Il segreto sta nel nucleo più interno del potere secondo la pittorica definizione di Canetti, i luoghi dove si decide, come dimostra anche nei fatti recenti la sua inadeguatezza a dialogare, gli arcana imperii sono quelli meno esposti alla vista del pubblico. Il segreto è fatto per nascondere crimini e malefatte, per travestire la sopraffazione da decisione e l’arroganza da responsabilità.
Se poi il potere, come nell’anomalia italiana può vedere tutto di tutti come lo sviluppo della tecnologia informatica consente, allora l’impunità cui l’oligarchia aspira è assicurata e lo stravolgimento antidemocratico del rapporto tra governanti e governati è totale.
Tutte le azioni relative al diritto di altri uomini la cui massima non è conciliabile con la pubblicità sono ingiuste, secondo Kant, che sembra conoscere bene Berlusconi.
Se le azioni di governo, il motivo che le promuove, peraltro divinabile di questi tempi, sono sottratte al controllo sono di per sé sospette, sono probabilmente indecenti e “scandalose”. A maggior ragione laddove sulla scena della teatrocrazia si rappresentano valori che nel proscenio vengono derisi e demoliti.
Si sapere, conoscere, far circolare dati anche grezzi anche rudimentali e non trattati è democrazia e la dobbiamo difendere in questa sua declinazione come ci siamo impegnati a difendere gli altri beni comuni.
Due anni fa il Parlamento europeo ha parlato di un diritto fondamentale di accesso ad Internet, come una risorsa fondamentale per garantire eguaglianza e libero sviluppo della personalità attraverso la conoscenza. Per questo, come per tutti i beni comuni, la rete appartiene a tutti e a nessuno, nel senso che tutti devono poter accedere ad essa e nessuno può vantare pretese esclusive.
Né tantomeno può trasformarla da bene comune a merce globale. Il formidabile immenso territorio comune: la conoscenza raggiungibile attraverso Internet, non può divenire oggetto di possesso tanto da mutarsi da risorsa illimitata in risorsa scarsa, con chiusure progressive, consentendo l’accesso solo a chi è disposto ed è in condizione di pagare. Perché come tutti i beni comuni è la conferma, mai abbastanza dimostrata e troppo contrastata, dell’irriducibilità delle risorse di tutti alla logica del mercato.

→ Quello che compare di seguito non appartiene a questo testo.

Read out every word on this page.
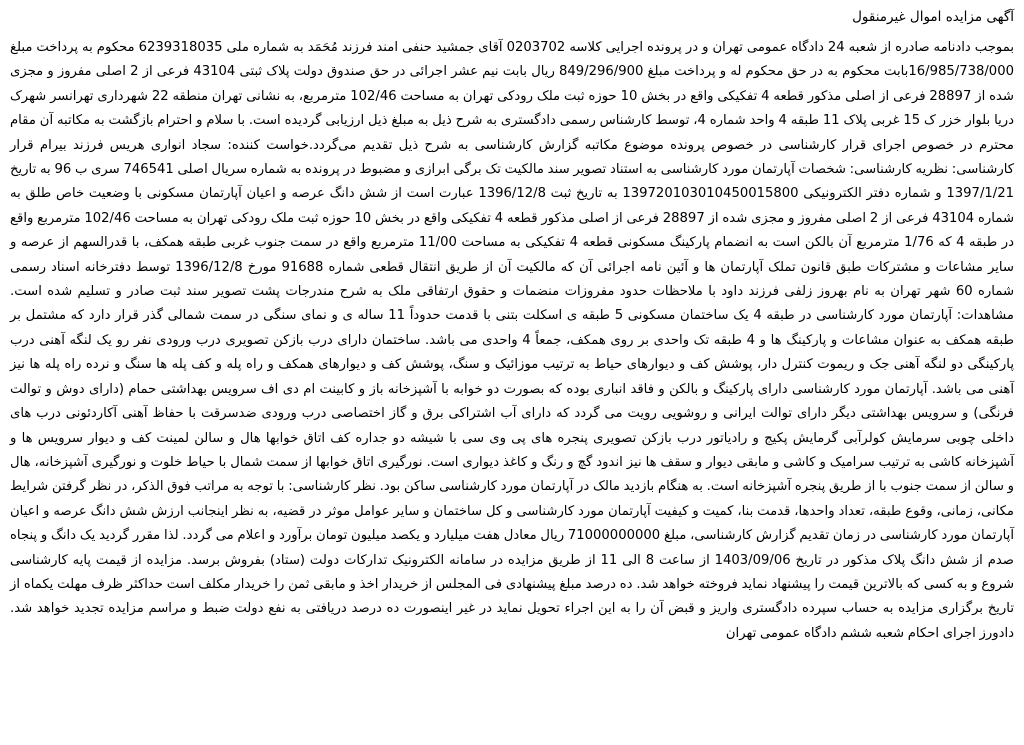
آگهی مزایده اموال غیرمنقول

بموجب دادنامه صادره از شعبه 24 دادگاه عمومی تهران و در پرونده اجرایی کلاسه 0203702 آقای جمشید حنفی امند فرزند مُحَمَد به شماره ملی 6239318035 محکوم به پرداخت مبلغ 16/985/738/000بابت محکوم به در حق محکوم له و پرداخت مبلغ 849/296/900 ریال بابت نیم عشر اجرائی در حق صندوق دولت پلاک ثبتی 43104 فرعی از 2 اصلی مفروز و مجزی شده از 28897 فرعی از اصلی مذکور قطعه 4 تفکیکی واقع در بخش 10 حوزه ثبت ملک رودکی تهران به مساحت 102/46 مترمربع، به نشانی تهران منطقه 22 شهرداری تهرانسر شهرک دریا بلوار خزر ک 15 غربی پلاک 11 طبقه 4 واحد شماره 4، توسط کارشناس رسمی دادگستری به شرح ذیل به مبلغ ذیل ارزیابی گردیده است. با سلام و احترام بازگشت به مکاتبه آن مقام محترم در خصوص اجرای قرار کارشناسی در خصوص پرونده موضوع مکاتبه گزارش کارشناسی به شرح ذیل تقدیم می‌گردد.خواست کننده: سجاد انواری هریس فرزند بیرام قرار کارشناسی: نظریه کارشناسی: شخصات آپارتمان مورد کارشناسی به استناد تصویر سند مالکیت تک برگی ابرازی و مضبوط در پرونده به شماره سریال اصلی 746541 سری ب 96 به تاریخ 1397/1/21 و شماره دفتر الکترونیکی 139720103010450015800 به تاریخ ثبت 1396/12/8 عبارت است از شش دانگ عرصه و اعیان آپارتمان مسکونی با وضعیت خاص طلق به شماره 43104 فرعی از 2 اصلی مفروز و مجزی شده از 28897 فرعی از اصلی مذکور قطعه 4 تفکیکی واقع در بخش 10 حوزه ثبت ملک رودکی تهران به مساحت 102/46 مترمربع واقع در طبقه 4 که 1/76 مترمربع آن بالکن است به انضمام پارکینگ مسکونی قطعه 4 تفکیکی به مساحت 11/00 مترمربع واقع در سمت جنوب غربی طبقه همکف، با قدرالسهم از عرصه و سایر مشاعات و مشترکات طبق قانون تملک آپارتمان ها و آئین نامه اجرائی آن که مالکیت آن از طریق انتقال قطعی شماره 91688 مورخ 1396/12/8 توسط دفترخانه اسناد رسمی شماره 60 شهر تهران به نام بهروز زلفی فرزند داود با ملاحظات حدود مفروزات منضمات و حقوق ارتفاقی ملک به شرح مندرجات پشت تصویر سند ثبت صادر و تسلیم شده است. مشاهدات: آپارتمان مورد کارشناسی در طبقه 4 یک ساختمان مسکونی 5 طبقه ی اسکلت بتنی با قدمت حدوداً 11 ساله ی و نمای سنگی در سمت شمالی گذر قرار دارد که مشتمل بر طبقه همکف به عنوان مشاعات و پارکینگ ها و 4 طبقه تک واحدی بر روی همکف، جمعاً 4 واحدی می باشد. ساختمان دارای درب بازکن تصویری درب ورودی نفر رو یک لنگه آهنی درب پارکینگی دو لنگه آهنی جک و ریموت کنترل دار، پوشش کف و دیوارهای حیاط به ترتیب موزائیک و سنگ، پوشش کف و دیوارهای همکف و راه پله و کف پله ها سنگ و نرده راه پله ها نیز آهنی می باشد. آپارتمان مورد کارشناسی دارای پارکینگ و بالکن و فاقد انباری بوده که بصورت دو خوابه با آشپزخانه باز و کابینت ام دی اف سرویس بهداشتی حمام (دارای دوش و توالت فرنگی) و سرویس بهداشتی دیگر دارای توالت ایرانی و روشویی رویت می گردد که دارای آب اشتراکی برق و گاز اختصاصی درب ورودی ضدسرقت با حفاظ آهنی آکاردئونی درب های داخلی چوبی سرمایش کولرآبی گرمایش پکیج و رادیاتور درب بازکن تصویری پنجره های پی وی سی با شیشه دو جداره کف اتاق خوابها هال و سالن لمینت کف و دیوار سرویس ها و آشپزخانه کاشی به ترتیب سرامیک و کاشی و مابقی دیوار و سقف ها نیز اندود گچ و رنگ و کاغذ دیواری است. نورگیری اتاق خوابها از سمت شمال با حیاط خلوت و نورگیری آشپزخانه، هال و سالن از سمت جنوب با از طریق پنجره آشپزخانه است. به هنگام بازدید مالک در آپارتمان مورد کارشناسی ساکن بود. نظر کارشناسی: با توجه به مراتب فوق الذکر، در نظر گرفتن شرایط مکانی، زمانی، وقوع طبقه، تعداد واحدها، قدمت بنا، کمیت و کیفیت آپارتمان مورد کارشناسی و کل ساختمان و سایر عوامل موثر در قضیه، به نظر اینجانب ارزش شش دانگ عرصه و اعیان آپارتمان مورد کارشناسی در زمان تقدیم گزارش کارشناسی، مبلغ 71000000000 ریال معادل هفت میلیارد و یکصد میلیون تومان برآورد و اعلام می گردد. لذا مقرر گردید یک دانگ و پنجاه صدم از شش دانگ پلاک مذکور در تاریخ 1403/09/06 از ساعت 8 الی 11 از طریق مزایده در سامانه الکترونیک تدارکات دولت (ستاد) بفروش برسد. مزایده از قیمت پایه کارشناسی شروع و به کسی که بالاترین قیمت را پیشنهاد نماید فروخته خواهد شد. ده درصد مبلغ پیشنهادی فی المجلس از خریدار اخذ و مابقی ثمن را خریدار مکلف است حداکثر ظرف مهلت یکماه از تاریخ برگزاری مزایده به حساب سپرده دادگستری واریز و قبض آن را به این اجراء تحویل نماید در غیر اینصورت ده درصد دریافتی به نفع دولت ضبط و مراسم مزایده تجدید خواهد شد. دادورز اجرای احکام شعبه ششم دادگاه عمومی تهران
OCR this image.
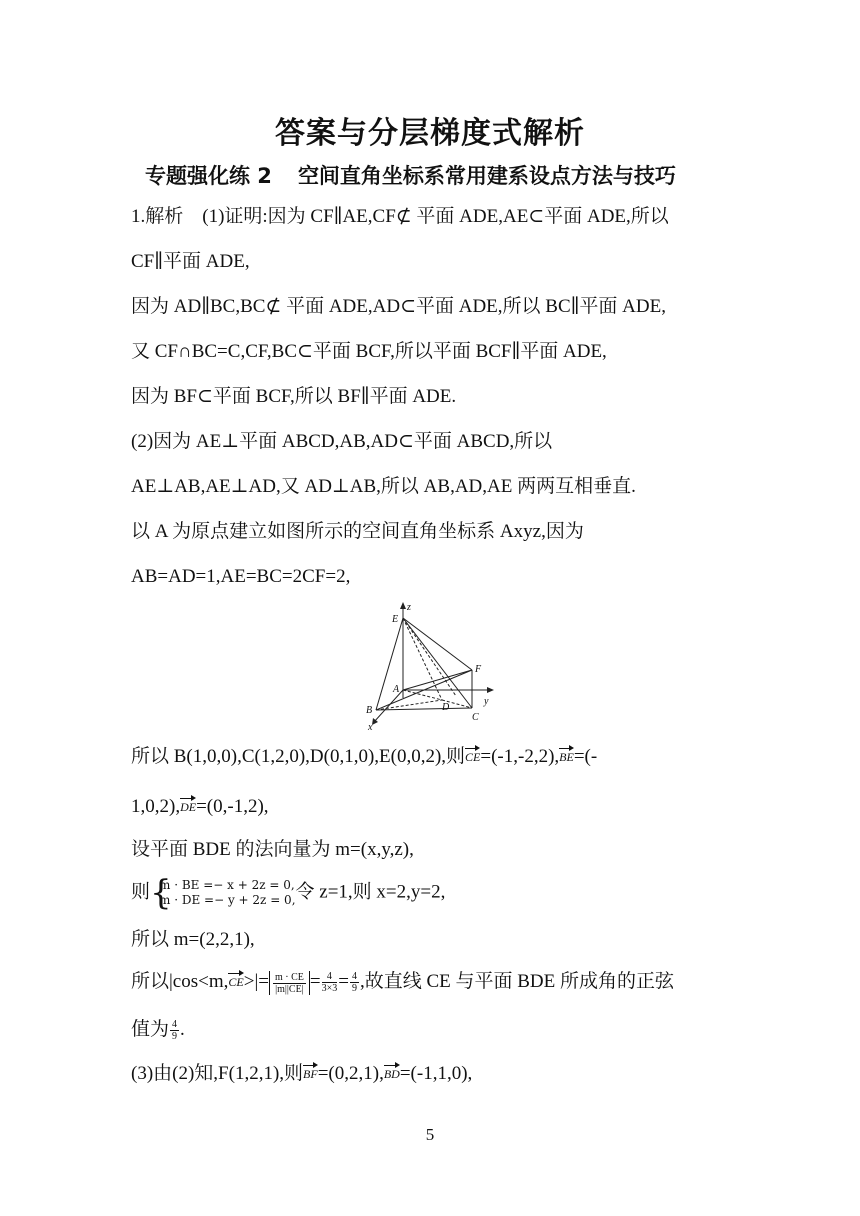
答案与分层梯度式解析
专题强化练 2 空间直角坐标系常用建系设点方法与技巧
1.解析　(1)证明:因为 CF∥AE,CF⊄ 平面 ADE,AE⊂平面 ADE,所以
CF∥平面 ADE,
因为 AD∥BC,BC⊄ 平面 ADE,AD⊂平面 ADE,所以 BC∥平面 ADE,
又 CF∩BC=C,CF,BC⊂平面 BCF,所以平面 BCF∥平面 ADE,
因为 BF⊂平面 BCF,所以 BF∥平面 ADE.
(2)因为 AE⊥平面 ABCD,AB,AD⊂平面 ABCD,所以
AE⊥AB,AE⊥AD,又 AD⊥AB,所以 AB,AD,AE 两两互相垂直.
以 A 为原点建立如图所示的空间直角坐标系 Axyz,因为
AB=AD=1,AE=BC=2CF=2,
z
E
F
A
D
y
B
C
x
所以 B(1,0,0),C(1,2,0),D(0,1,0),E(0,0,2),则CE=(-1,-2,2),BE=(-
1,0,2),DE=(0,-1,2),
设平面 BDE 的法向量为 m=(x,y,z),
则 {
m · BE =− x + 2z = 0,
m · DE =− y + 2z = 0, 令 z=1,则 x=2,y=2,
所以 m=(2,2,1),
所以$|\cos<m,CE>|= \frac{m \cdot CE}{|m||CE|} = \frac{4}{3\times 3} = \frac{4}{9}$ ,故直线 CE 与平面 BDE 所成角的正弦
值为 $\frac{4}{9}$ .
(3)由(2)知,F(1,2,1),则BF=(0,2,1),BD=(-1,1,0),
5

Qualcuno ha detto: la tecnologia apre le porte e il capitale le chiude. Così come l’uguaglianza dischiude il mondo e il profitto frappone invece confini, muri, recinti.
Battersi contro le censure e le limitazioni della conoscenza non è una battaglia marginale: certe misure di “contenimento” dell’accesso all’informazione si favorisce la privatizzazione del mondo, si ostacola la possibilità inedita fino a ieri di percorrerlo liberamente, con equilibri nuovi tra diritti individuali e godimento collettivo.
Già nel 1948 la Dichiarazione universale dei diritti dell´uomo dell´Onu riconosceva come diritto fondamentale quello di “cercare, ricevere e diffondere informazioni e idee”. E, ben prima di allora, la necessità di garantire senza discriminazioni l´accesso al sapere era il fondamento delle politiche pubbliche sull´istruzione obbligatoria e gratuita e sull´istituzione di organizzazioni dispensatrici di cultura aperte a tutti, alcune delle quali viste come deposito di un sapere universale (o almeno nazionale) grazie all´obbligo di inviare ad esse tutto ciò che veniva pubblicato.
Al potere in questo Paese c’è un governo che nel ledere l’accesso alla cultura, alla bellezza e all’informazione, ci affama di conoscenza e di diritti. Diritti umani se riconosciamo al sapere il valore di garantirci equità e dignità. Donne, uomini, ragazzi in tanti paesi del mondo l’hanno capito e hanno usato bene questo diritto, come un’arma per la libertà. per quello ci vogliono disarmare per quello non possiamo permetterlo.